The Arkansas Supreme Court found unanimously that the city of Fayetteville, AR could not enforce its 2015 nondiscrimination ordinance while a legal challenge to the constitutionality of the ordinance proceeded. In 2017 the Arkansas Supreme Court also ruled against the ordinance, which voters in Fayetteville supported by popular vote at the ballot in 2015.
The case stems from a 2015 law passed in Arkansas and signed by Republican Governor Asa Hutchinson. The 2015 law, SB 202, preempts cities and towns from passing nondiscrimination policies that are more expansive than the state-level nondiscrimination law. Since Arkansas’ state law excludes any mention of discrimination based on sexual orientation and gender identity, cities and towns are essentially barred from taking a stand against anti-LGBTQ discrimination at home.
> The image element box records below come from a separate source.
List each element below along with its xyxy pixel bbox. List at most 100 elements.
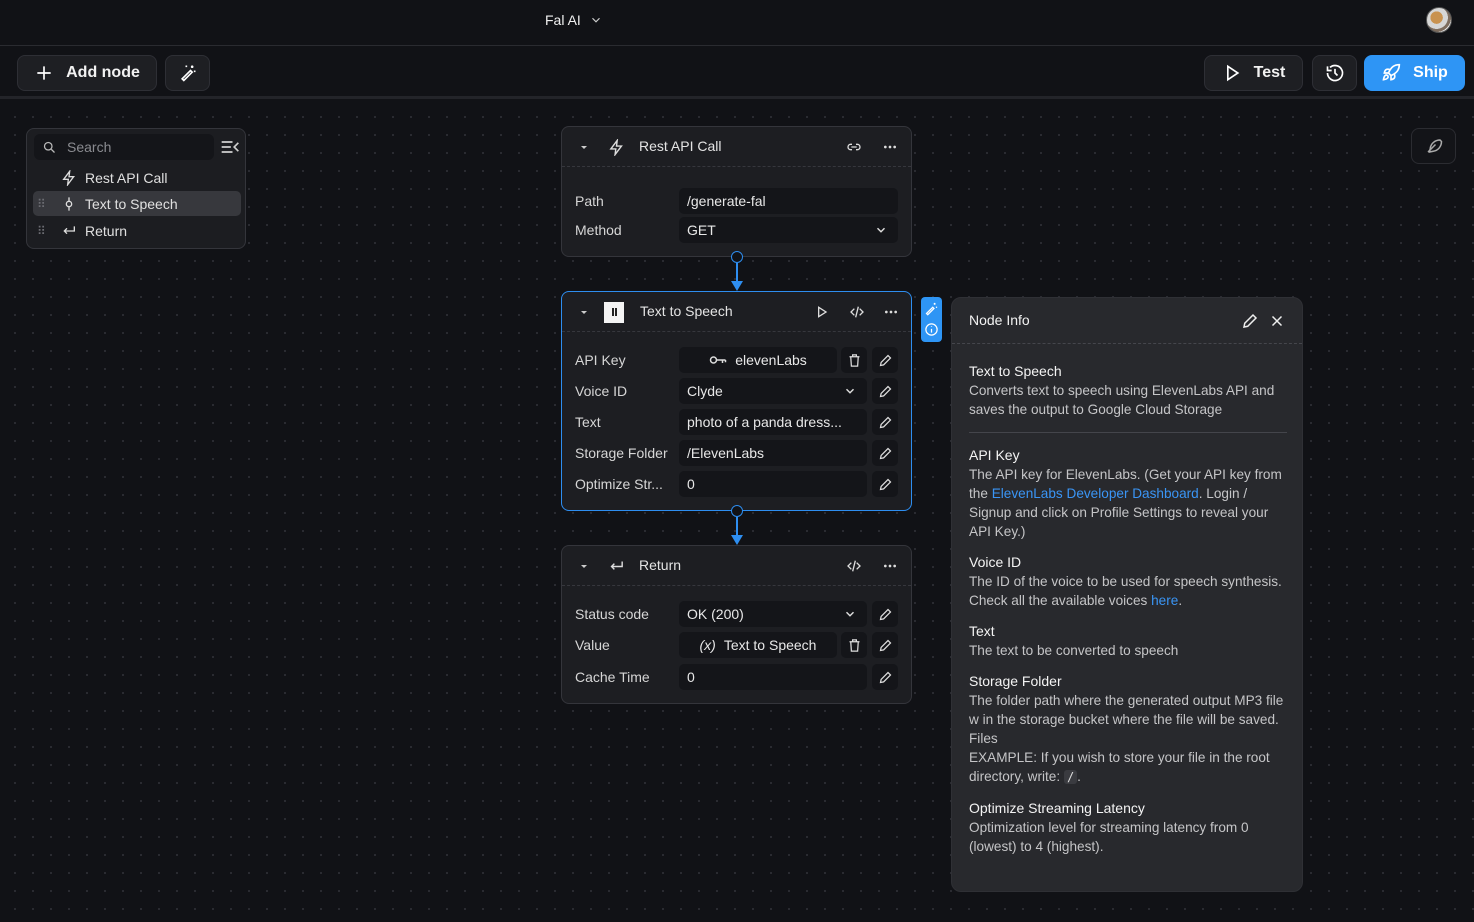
magic-wand-icon[interactable] xyxy=(924,301,939,316)
api-key-secret[interactable]: elevenLabs xyxy=(679,347,837,373)
chevron-down-icon xyxy=(845,388,855,394)
avatar[interactable] xyxy=(1426,7,1452,33)
outline-item-label: Text to Speech xyxy=(85,195,178,212)
optimize-streaming-input[interactable]: 0 xyxy=(679,471,867,497)
method-select[interactable]: GET xyxy=(679,217,898,243)
ship-button[interactable]: Ship xyxy=(1364,55,1465,91)
cache-time-input[interactable]: 0 xyxy=(679,664,867,690)
edit-button[interactable] xyxy=(872,471,898,497)
voices-here-link[interactable]: here xyxy=(1151,593,1178,608)
section-heading: Optimize Streaming Latency xyxy=(969,800,1145,816)
field-row-api-key: API Key elevenLabs xyxy=(562,347,911,373)
storage-folder-input[interactable]: /ElevenLabs xyxy=(679,440,867,466)
info-section-storage-folder: Storage Folder The folder path where the… xyxy=(969,672,1287,787)
node-return[interactable]: Return Status code OK (200) Value (x) Te… xyxy=(561,545,912,704)
edit-button[interactable] xyxy=(872,664,898,690)
text-input[interactable]: photo of a panda dress... xyxy=(679,409,867,435)
delete-button[interactable] xyxy=(841,632,867,658)
code-icon[interactable] xyxy=(844,556,864,576)
return-icon xyxy=(61,222,79,240)
field-label: Method xyxy=(575,222,622,238)
play-icon xyxy=(1226,64,1239,82)
more-options-icon[interactable] xyxy=(881,302,901,322)
pencil-icon xyxy=(879,671,891,683)
project-selector[interactable]: Fal AI xyxy=(545,12,603,28)
edit-button[interactable] xyxy=(872,347,898,373)
field-label: Optimize Str... xyxy=(575,476,663,492)
collapse-caret-icon[interactable] xyxy=(579,561,589,571)
more-options-icon[interactable] xyxy=(880,137,900,157)
pencil-icon xyxy=(879,608,891,620)
add-node-button[interactable]: Add node xyxy=(17,55,157,91)
pencil-icon xyxy=(879,447,891,459)
pause-icon[interactable] xyxy=(604,301,624,323)
feather-button[interactable] xyxy=(1411,128,1456,164)
field-row-path: Path /generate-fal xyxy=(562,188,911,214)
field-row-optimize-streaming: Optimize Str... 0 xyxy=(562,471,911,497)
edit-button[interactable] xyxy=(872,632,898,658)
section-heading: Text xyxy=(969,623,995,639)
field-label: Value xyxy=(575,637,610,653)
node-info-title: Node Info xyxy=(969,312,1030,328)
node-text-to-speech[interactable]: Text to Speech API Key elevenLabs Voice … xyxy=(561,291,912,511)
edit-button[interactable] xyxy=(872,409,898,435)
chevron-down-icon xyxy=(591,17,600,23)
code-icon[interactable] xyxy=(847,302,867,322)
run-icon[interactable] xyxy=(812,302,832,322)
outline-item-label: Return xyxy=(85,222,128,239)
edit-button[interactable] xyxy=(872,601,898,627)
path-input[interactable]: /generate-fal xyxy=(679,188,898,214)
history-button[interactable] xyxy=(1312,55,1357,91)
search-input[interactable]: Search xyxy=(34,134,214,160)
field-label: Cache Time xyxy=(575,669,650,685)
section-heading: API Key xyxy=(969,447,1020,463)
collapse-caret-icon[interactable] xyxy=(579,142,589,152)
arrow-head-icon xyxy=(731,281,743,291)
field-label: Path xyxy=(575,193,604,209)
voice-id-select[interactable]: Clyde xyxy=(679,378,867,404)
collapse-caret-icon[interactable] xyxy=(579,307,589,317)
trash-icon xyxy=(849,353,859,367)
delete-button[interactable] xyxy=(841,347,867,373)
bolt-icon xyxy=(61,169,79,187)
field-row-storage-folder: Storage Folder /ElevenLabs xyxy=(562,440,911,466)
test-button[interactable]: Test xyxy=(1204,55,1303,91)
field-label: Voice ID xyxy=(575,383,628,399)
variable-icon: (x) xyxy=(699,637,716,653)
drag-handle-icon[interactable]: ⠿ xyxy=(37,224,51,238)
collapse-panel-icon[interactable] xyxy=(220,138,240,156)
node-side-toolbar xyxy=(921,297,942,342)
close-icon[interactable] xyxy=(1268,312,1286,330)
status-code-select[interactable]: OK (200) xyxy=(679,601,867,627)
drag-handle-icon[interactable]: ⠿ xyxy=(37,197,51,211)
pencil-icon[interactable] xyxy=(1241,312,1259,330)
more-options-icon[interactable] xyxy=(880,556,900,576)
search-placeholder: Search xyxy=(67,139,112,155)
section-text: Files xyxy=(969,731,998,746)
magic-wand-button[interactable] xyxy=(165,55,210,91)
elevenlabs-dashboard-link[interactable]: ElevenLabs Developer Dashboard xyxy=(992,486,1199,501)
value-text: Text to Speech xyxy=(723,637,817,653)
outline-item-rest-api-call[interactable]: Rest API Call xyxy=(33,165,241,190)
outline-item-text-to-speech[interactable]: ⠿ Text to Speech xyxy=(33,191,241,216)
field-row-voice-id: Voice ID Clyde xyxy=(562,378,911,404)
info-section-text: Text The text to be converted to speech xyxy=(969,622,1287,660)
toolbar: Add node Test Ship xyxy=(0,47,1474,99)
output-handle[interactable] xyxy=(731,505,743,517)
info-section-voice-id: Voice ID The ID of the voice to be used … xyxy=(969,553,1287,610)
rocket-icon xyxy=(1382,63,1401,81)
edit-button[interactable] xyxy=(872,378,898,404)
info-icon[interactable] xyxy=(924,322,939,337)
outline-item-return[interactable]: ⠿ Return xyxy=(33,218,241,243)
node-title: Return xyxy=(639,557,682,573)
node-rest-api-call[interactable]: Rest API Call Path /generate-fal Method … xyxy=(561,126,912,257)
field-row-cache-time: Cache Time 0 xyxy=(562,664,911,690)
value-variable[interactable]: (x) Text to Speech xyxy=(679,632,837,658)
output-handle[interactable] xyxy=(731,251,743,263)
section-heading: Voice ID xyxy=(969,554,1022,570)
field-label: API Key xyxy=(575,352,626,368)
trash-icon xyxy=(849,638,859,652)
link-icon[interactable] xyxy=(844,137,864,157)
edit-button[interactable] xyxy=(872,440,898,466)
search-icon xyxy=(43,141,55,153)
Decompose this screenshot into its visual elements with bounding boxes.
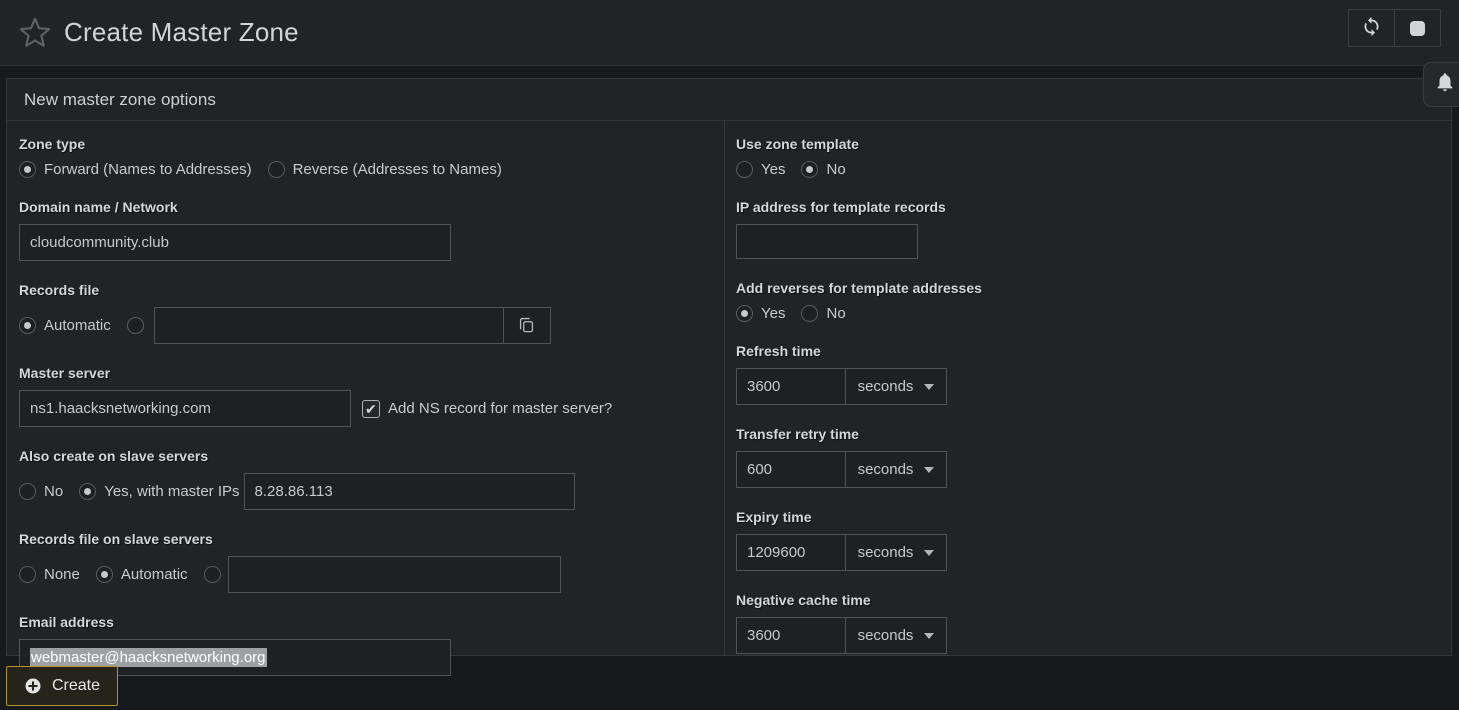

No one should face discrimination because of who they are, and cities and towns should be able to protect their residents from discrimination targeting LGBTQ people and others. Arkansas’ SB 202 – as well as similarly restrictive laws preempting nondiscrimination ordinances in North Carolina and Tennessee – should be struck down so that municipalities can do the right thing to protect LGBTQ people.